Bir kumsalda doğmuştu Nara. Hippi yaşam tarzını benimsemiş annesi ve babasının okyanus sahilinde kiraladığı balıkçı kulübesinde hayat güzeldi.
Brezilya'nın çeşitli yörelerinden şirin sahil köyü Guaxuma'ya taşınanlar kendilerine alternatif bir yaşam kurmuşlardı. Tayra, Nara'nın ayrılmaz dostuydu.
Evlerde sık sık müzikli eğlenceler düzenleniyordu, bilhassa hafta sonları.
Nara küçücük boyuyla dans etmekte olan büyüklerin arasında gezinirken hedonizmin yaydığı pozitif enerjiyi hissediyordu.
Orada tümüyle hürdüler. Okulların açıldığı dönemlerde bile ilk fırsatta sahildeki teknelere biner, mümkün olduğunca yüksekten denize atlarlardı.
Çocukların grubu gayet genişti. Rafa, Yuri, Pitinha, Maíra, Raoni, İtá… fakat Nara ile Tayra'nın dostluğu başkaydı. Birbirleriyle o kadar uyumlu, birbirlerine o kadar benzerdiler ki insanlar isimlerini bile karıştırırdı. Her şeyden önce sırdaştılar.
Büyüdüklerinde de bu aynen sürdü.
Guaxuma'nın tek yüksek binası, birkaç katlı terkedilmiş otelin tepesine çıkıp keyifleniyor, safça bu birlikteliğin ömür boyunca süreceğini düşünüyorlardı.
Fakat günün birinde Nara'nın annesi ile babası ayrılıp kahramanımız şehre taşınmak zorunda kalınca işler değişmişti.
Nara yine de babası, Tayra ve Guaxuma ile özlem gidermek için çocukluğunun geçtiği yerlere her fırsatta dönüyordu, zaten denizi içinde taşımayı öğrenmişti…
Kum estetiği
Çeşitli animasyon teknikleri harmanlanarak kotarılmış Guaxuma adlı kısa film duygusal gücünün yanında sade estetik yaklaşımıyla da seyirciyi hemen etkisi altına alıyor. Güneşin, okyanusun, kumun, rüzgarın, hurma ağaçlarının sıcaklığı zarafetle aktarılırken, çocukluğa, saflığa, arkadaşlığa, sevgiye, özgürlüğe, mutluluğa dair bu methiye sayesinde yoğun 14 dakika geçiriyoruz. Ufakken bir kumsalda kum taneleriyle oynamanın zevkine tekrar tekrar vardığımız kesin.
Aynı zamanda hiçbir şeyin kalıcı olmadığına, değişimlerle mutlaka karşı karşıya kalınacağına dair yönetmenin tecrübesine de ortak oluyoruz. Hayatın belki daha güzel ve rahat olduğu çocukluk dönemine yönelik özlem ve nostaljiyle dolmamak ne mümkün!
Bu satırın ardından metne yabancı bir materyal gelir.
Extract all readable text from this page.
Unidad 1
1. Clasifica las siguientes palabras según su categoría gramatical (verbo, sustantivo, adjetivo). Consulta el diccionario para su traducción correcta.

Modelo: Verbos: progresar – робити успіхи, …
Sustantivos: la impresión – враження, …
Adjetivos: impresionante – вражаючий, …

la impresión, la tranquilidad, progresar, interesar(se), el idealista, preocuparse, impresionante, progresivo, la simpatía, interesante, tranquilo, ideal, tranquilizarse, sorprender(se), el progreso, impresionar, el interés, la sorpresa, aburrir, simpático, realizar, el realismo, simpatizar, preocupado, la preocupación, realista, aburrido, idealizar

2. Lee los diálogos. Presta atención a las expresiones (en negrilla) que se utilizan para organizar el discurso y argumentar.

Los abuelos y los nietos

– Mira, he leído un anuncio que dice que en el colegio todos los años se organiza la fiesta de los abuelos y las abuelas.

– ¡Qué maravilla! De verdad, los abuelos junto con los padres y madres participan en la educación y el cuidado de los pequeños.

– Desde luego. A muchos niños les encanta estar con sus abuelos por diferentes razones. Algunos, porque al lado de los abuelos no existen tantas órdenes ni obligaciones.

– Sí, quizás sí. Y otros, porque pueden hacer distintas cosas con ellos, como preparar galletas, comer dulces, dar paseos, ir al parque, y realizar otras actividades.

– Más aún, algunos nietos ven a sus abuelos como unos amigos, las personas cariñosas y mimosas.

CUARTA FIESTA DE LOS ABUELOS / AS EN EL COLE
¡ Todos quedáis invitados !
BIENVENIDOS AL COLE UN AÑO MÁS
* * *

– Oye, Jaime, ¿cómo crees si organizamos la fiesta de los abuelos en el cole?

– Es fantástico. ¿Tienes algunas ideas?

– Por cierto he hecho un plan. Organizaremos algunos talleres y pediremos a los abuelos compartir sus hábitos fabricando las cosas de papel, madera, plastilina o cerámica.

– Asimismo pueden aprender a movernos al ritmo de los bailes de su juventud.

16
Yönetmen Nara Normande Portekizce üstlendiği anlatıcı görevini şefkatle yerine getirirken içimizi yumuşatıyor, kaybettiklerimizi kalbimizde taşıdığımız sürece onları yaşatabileceğimizi mütevazı tavrıyla hatırlatıyor.
Kıyıköy'ün kumsalları
Guaxuma dünya promiyerini Haziran ayında uluslararası Annecy animasyon film festivalinde gerçekleştirmişti. Fransa/Brezilya ortak yapımı eser Gramado film festivalinde yaratıcısına ödül kazandırmış, geçenlerde Toronto'da yarışmıştı. Temmuz ayında Brezilya'da genel gösterime giren kısa film Ekim ayında Hamptons festivalinde de ödüle aday.
Yazın bitip sonbahar hüznüne ister istemez kendimizi kaptırdığımız bu günlerde, huzurlu çocukluğumuzun geçtiği yerlerin devamlı yerle bir edildiği bir süreçte Guaxuma kendime uygun gördüğüm hüzünlü bir mükafat oldu.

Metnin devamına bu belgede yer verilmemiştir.